El liberal obispo de Arequipa, Chávez de la Rosa, a quien debe esa ciudad, entre otros beneficios, la fundación de la casa de expósitos, tomó gran empeño en el progreso del seminario, dándole un vasto y bien meditado plan de estudios, que aprobó el rey, prohibiendo sólo que se enseñasen Derecho natural y de gentes.
Rara era la semana, por los años de 1796, en que su señoría ilustrísima no hiciese por lo menos una visita al colegio, cuidando de que los catedráticos cumpliesen con su deber, de la moralidad de los escolares y de los arreglos económicos.
Una mañana encontróse con que el maestro de latinidad no se había presentado en su aula, y por consiguiente los muchachos, en plena holganza, andaban haciendo de las suyas.
El señor obispo se propuso remediar la falta, reemplazando por ese día al profesor titular.
Los alumnos habían descuidado por completo aprender la lección. Nebrija y el Epítome habían sido olvidados.
Empezó el nuevo catedrático por declinar a uno musa, musoe. El muchacho se equivocó en el acusativo del plural, y el señor Chaves le dijo:
—¡Al rincón! ¡quita calzón!
Y ya había más de una docena arrinconados, cuando le llegó su turno al más chiquitín y travieso de la clase, uno de esos tipos que llamamos revejidos, porque a los sumos representaba tener ocho años, cuando en realidad doblaba el número.
—Quid est oratio?— le interrogó el obispo.
El niño o conato de hombre alzó los ojos al techo ( acción que involuntariamente practicamos para recordar algo, como si las vigas del techo fueran un tónico para la memoria) y dejó pasar cinco segundos sin responder. El obispo atribuyó el silencio a ignorancia, y lanzó el inapelable fallo:
—¡Al rincón! ¡quita calzón!
El chicuelo obedeció, pero rezongando entre dientes algo que hubo de incomodar a su ilustrísima.
—Ven acá, trastuelo, ahora me vas a decir qué es lo que murmuras.
—Yo, nada, señor... nada —y seguía el muchacho gimoteando y pronunciando a la vez palabras entrecortadas.
Tomó a capricho el obispo saber lo que el escolar murmuraba, y tanto le hurgó que, al fin, le dijo el niño:
—Lo que hablo entre dientes es que, si su señoría ilustrísima me permitiera, yo también le haría una preguntita, y había de verse moro para contestármela de corrido.
Picole la curiosidad al buen obispo, y, sonriéndose ligeramente, respondió:
—A ver, hijo, pregunta.
—Pues con venia de su señoría, y si no es atrevimiento, yo quisiera que me dijese cuántos Dominus vobiscum tiene la misa.
El señor Chaves, sin darse de la acción, levantó los ojos.
—¡Ah! —murmuró el niño, pero no tan bajo que no le oyese el obispo—. También él mira al techo.
La verdad es que a su señoría ilustrísima no se le había ocurrido hasta ese instante averiguar cuántos Dominus vobiscum tiene la misa.

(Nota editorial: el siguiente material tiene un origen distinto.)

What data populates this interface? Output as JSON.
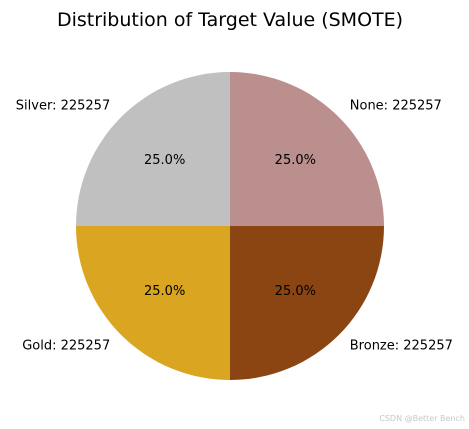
{
  "chart_data": {
    "type": "pie",
    "title": "Distribution of Target Value (SMOTE)",
    "categories": [
      "None",
      "Bronze",
      "Gold",
      "Silver"
    ],
    "values": [
      225257,
      225257,
      225257,
      225257
    ],
    "percent_labels": [
      "25.0%",
      "25.0%",
      "25.0%",
      "25.0%"
    ],
    "slice_labels": [
      "None: 225257",
      "Bronze: 225257",
      "Gold: 225257",
      "Silver: 225257"
    ],
    "colors": [
      "#bc8f8f",
      "#8b4513",
      "#daa520",
      "#c0c0c0"
    ],
    "start_angle_deg": 90,
    "direction": "clockwise"
  },
  "watermark": "CSDN @Better Bench"
}
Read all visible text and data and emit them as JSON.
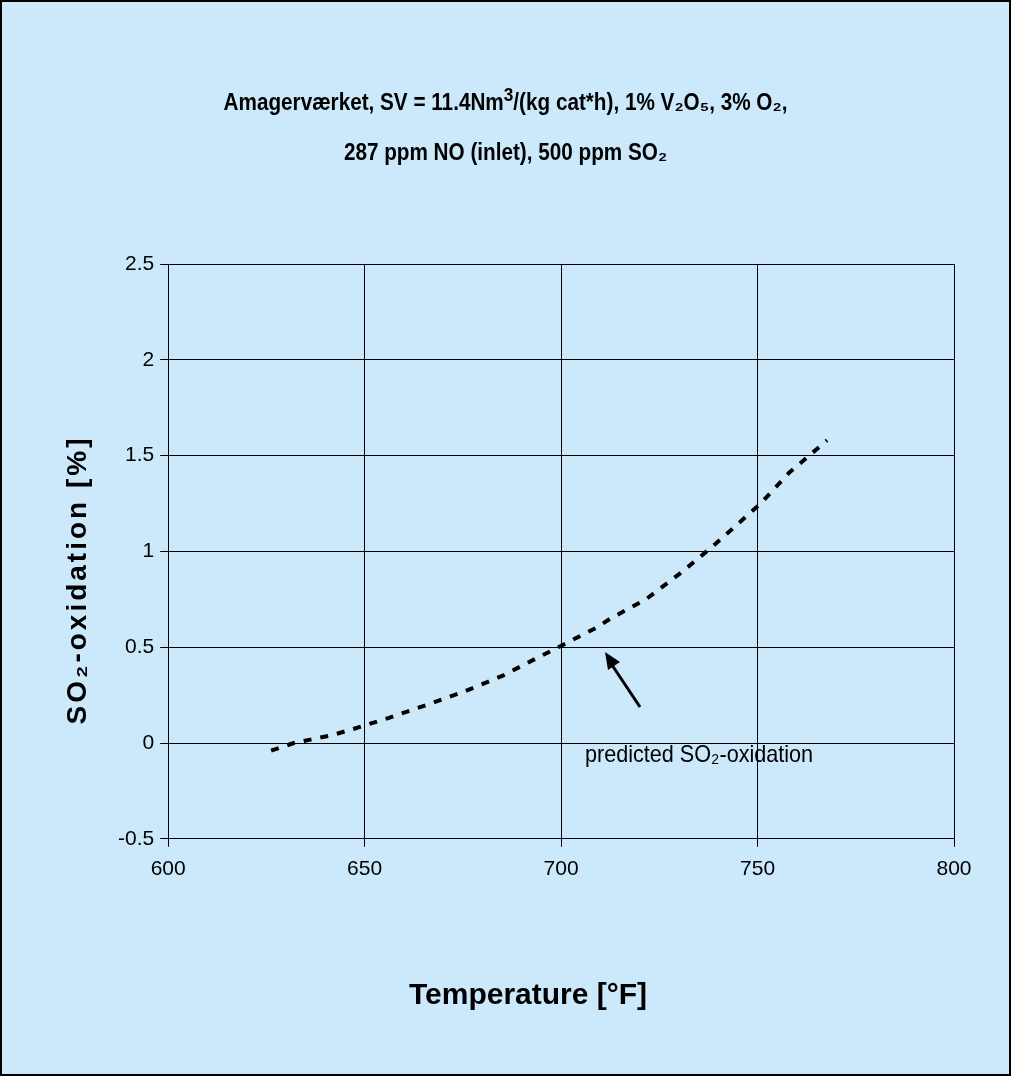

Encantolo, y esto era natural, la agudeza de aquel arrapiezo, que desde ese día le cortó, como se dice, el ombligo.
Por supuesto que hubo amnistía general para los arrinconados.
El obispo se constituyó en padre y protector del niño, que era de una familia pobrísima de bienes, si bien rica en virtudes, y le confirió una de las becas del seminario.
Cuando el señor Chaves de la Rosa, no queriendo transigir con abusos y fastidiado de luchar sin fruto con su cabildo y hasta con las monjas, renunció en 1804 al obispado, llevó entre los familiares que le acompañaron a España al cleriguito del Dominus vobiscum, como cariñosamente llamaba a su protegido.
Andando los tiempos, , aquel niño fue uno de los prohombres de la independencia, uno de los más prestigiosos oradores en nuestras asambleas, escritor galano y robusto, habilísimo político, y orgullo del clero peruano.
¿Su nombre?
¡Qué! ¿No le han adivinado ustedes?
En la bóveda de la catedral hay una tumba que guarda los restos del que fue Francisco Javier de Luna-Pizarro, vigésimo arzobispo de Lima, nacido en Arequipa en Diciembre de 1780 y muerto en Febrero de 1855.